During the vote for the signing of the memorandum, certain members of the association did not agree to its terms, or abstained in the voting. However, most of the EUEA members supported the memorandum, so the association decided to join in its signing. The memorandum is indicative of the support of those members that approved, but is not legally binding on those that disapproved, the EUEA pointed out in its statement.

“The memorandum does not oblige any of our members to specific actions. Companies, especially those that do not agree with the terms of this document, will independently decide on their next steps. The EUEA Board will do everything possible to ensure that our companies support the sustainable development of the renewable energy industry and Ukraine’s transition to clean energy sources in the future,” stressed Olena Rybak, vice-chair of EUEA.

Still, the investors remain unhappy and feel they have been forced into a compromise by the failures of the government to stick to its promises and by the failures of the power sector reforms that were put in place in the last two years. However, at the same time the investors concede Ukraine is being buffeted by power external shocks and say they are willing to do what they can to help, as long as they can meet their obligations to their creditors.

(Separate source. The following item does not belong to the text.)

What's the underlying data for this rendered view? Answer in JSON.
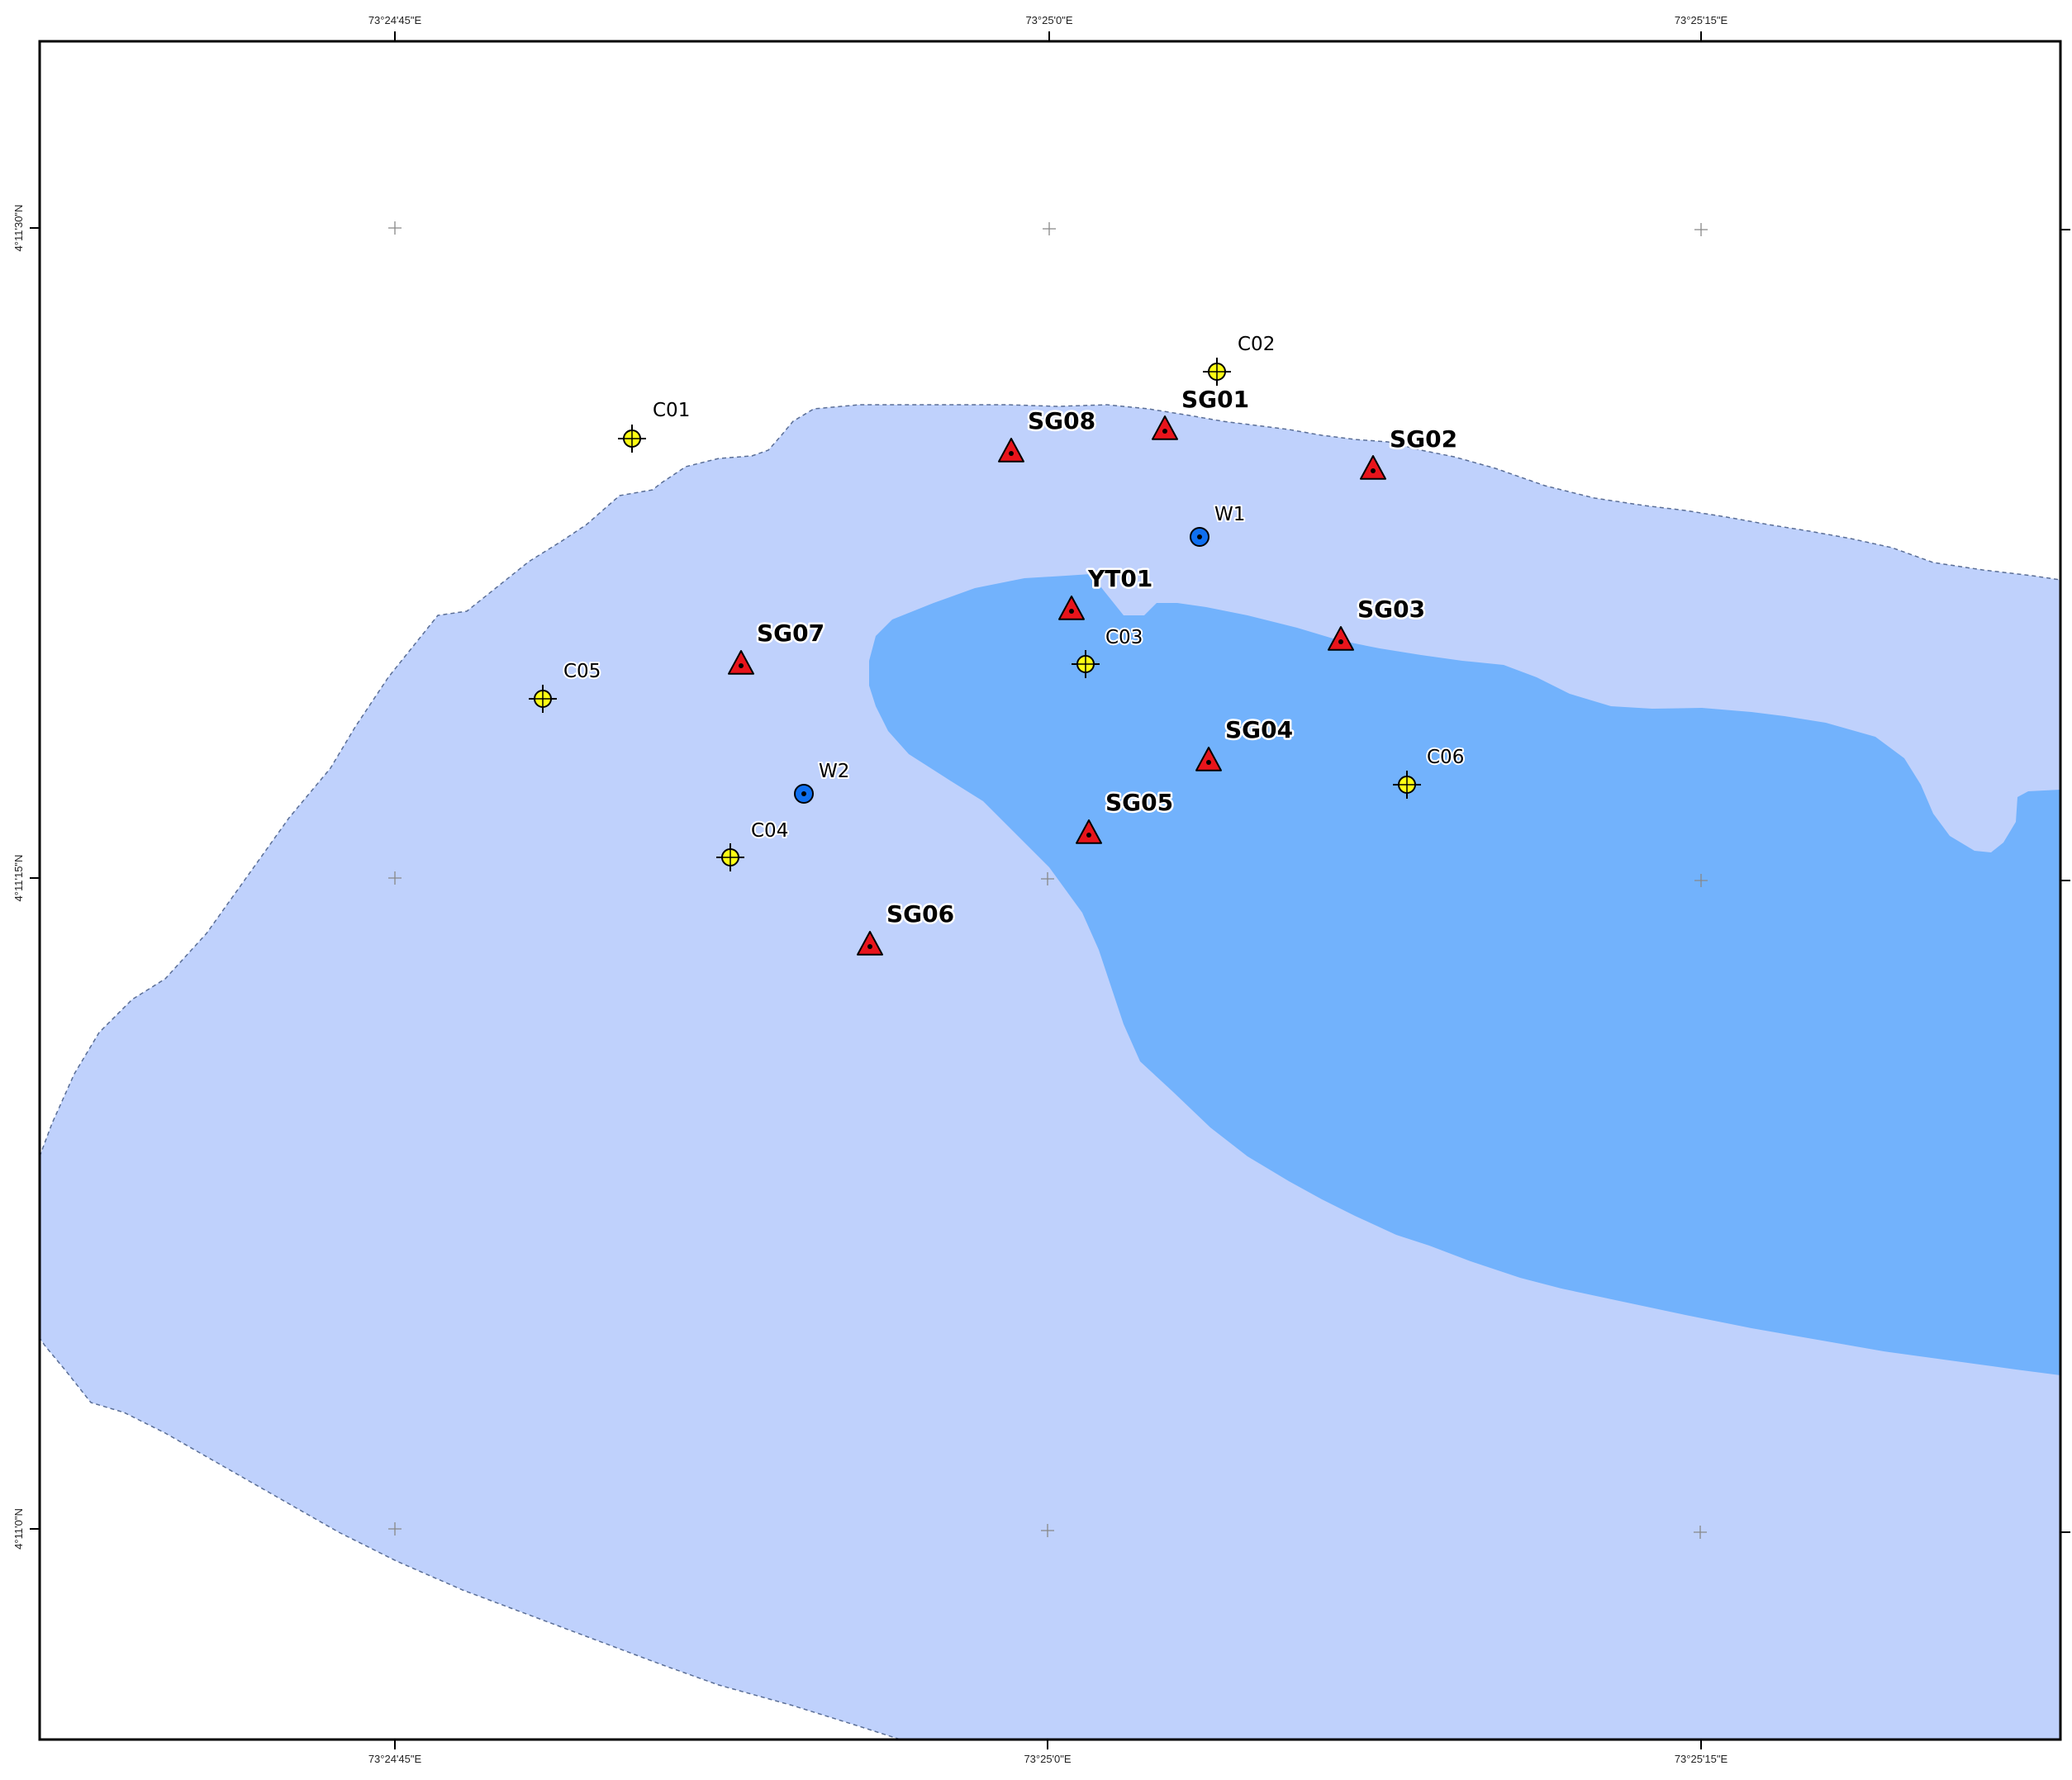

Ukraine has been recovering from an almost total collapse of the economy in 2015 that followed the Euromaidan protests and change of president. Working with few resources the country desperately needs to attract foreign investors, and the green energy has been the one place where it has had some success. But commentators warn that the clash between the government and energy investors over the mooted changes to the green energy tariffs has hurt Ukraine’s already poor investment image. For their part, the energy companies see this week’s compromise as a temporary solution.

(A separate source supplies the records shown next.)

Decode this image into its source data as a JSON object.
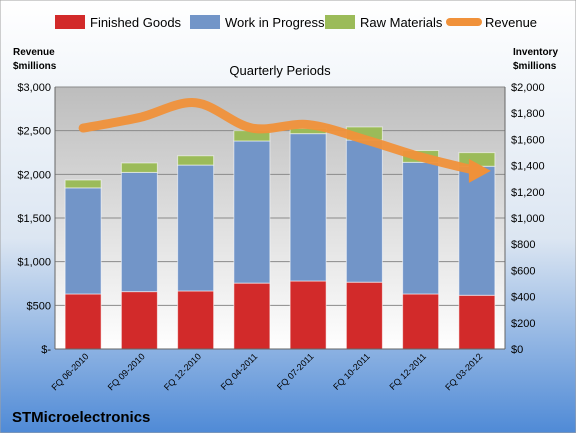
{
  "chart_data": {
    "type": "bar",
    "stacked": true,
    "title": "Quarterly Periods",
    "company": "STMicroelectronics",
    "left_axis_label": [
      "Revenue",
      "$millions"
    ],
    "right_axis_label": [
      "Inventory",
      "$millions"
    ],
    "categories": [
      "FQ 06-2010",
      "FQ 09-2010",
      "FQ 12-2010",
      "FQ 04-2011",
      "FQ 07-2011",
      "FQ 10-2011",
      "FQ 12-2011",
      "FQ 03-2012"
    ],
    "left_ticks": [
      "$-",
      "$500",
      "$1,000",
      "$1,500",
      "$2,000",
      "$2,500",
      "$3,000"
    ],
    "right_ticks": [
      "$0",
      "$200",
      "$400",
      "$600",
      "$800",
      "$1,000",
      "$1,200",
      "$1,400",
      "$1,600",
      "$1,800",
      "$2,000"
    ],
    "ylim_left": [
      0,
      3000
    ],
    "ylim_right": [
      0,
      2000
    ],
    "legend_position": "top",
    "series": [
      {
        "name": "Finished Goods",
        "axis": "right",
        "color": "#d22a2a",
        "values": [
          420,
          438,
          443,
          503,
          519,
          510,
          420,
          410
        ]
      },
      {
        "name": "Work in Progress",
        "axis": "right",
        "color": "#7295c8",
        "values": [
          810,
          910,
          961,
          1085,
          1125,
          1085,
          1005,
          985
        ]
      },
      {
        "name": "Raw Materials",
        "axis": "right",
        "color": "#9bbb59",
        "values": [
          60,
          72,
          71,
          79,
          40,
          100,
          90,
          104
        ]
      },
      {
        "name": "Revenue",
        "axis": "left",
        "type": "line",
        "color": "#f0913a",
        "values": [
          2530,
          2650,
          2820,
          2530,
          2570,
          2400,
          2200,
          2040
        ]
      }
    ]
  }
}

“The memorandum is not the final, but rather the starting point for power plant workers to get paid, for investors to continue operating their facilities, serve the communities, complete the construction of their projects. The EUEA will work with the government and the parliament to implement the provisions of the memorandum and, if possible, achieve more to address open concerns of all our members,” said Mats Lundin, chairman of the board of EUEA.

For its part the government promised to stabilise the sector’s work in the coming months, including the full and timely payment for generated electricity and the return of accumulated debts of UAH14bn ($534mn) over the next one and half years.

The memorandum should also become the basis for the corresponding draft law, which will be registered in Parliament in the near future. The Rada is due to go into its summer recess and the green energy companies want to see the new deal enacted as law before the deputies break up for the holidays. The companies need the legislation to be able to restructure their debts with their banks.

“The signing of the memorandum is a chance for Ukraine to stabilise the energy sector and secure an investment future. The expectations of market players and the international community for responsible government actions to stabilise the situation in the renewable energy sector are now even higher,” the EUEA said.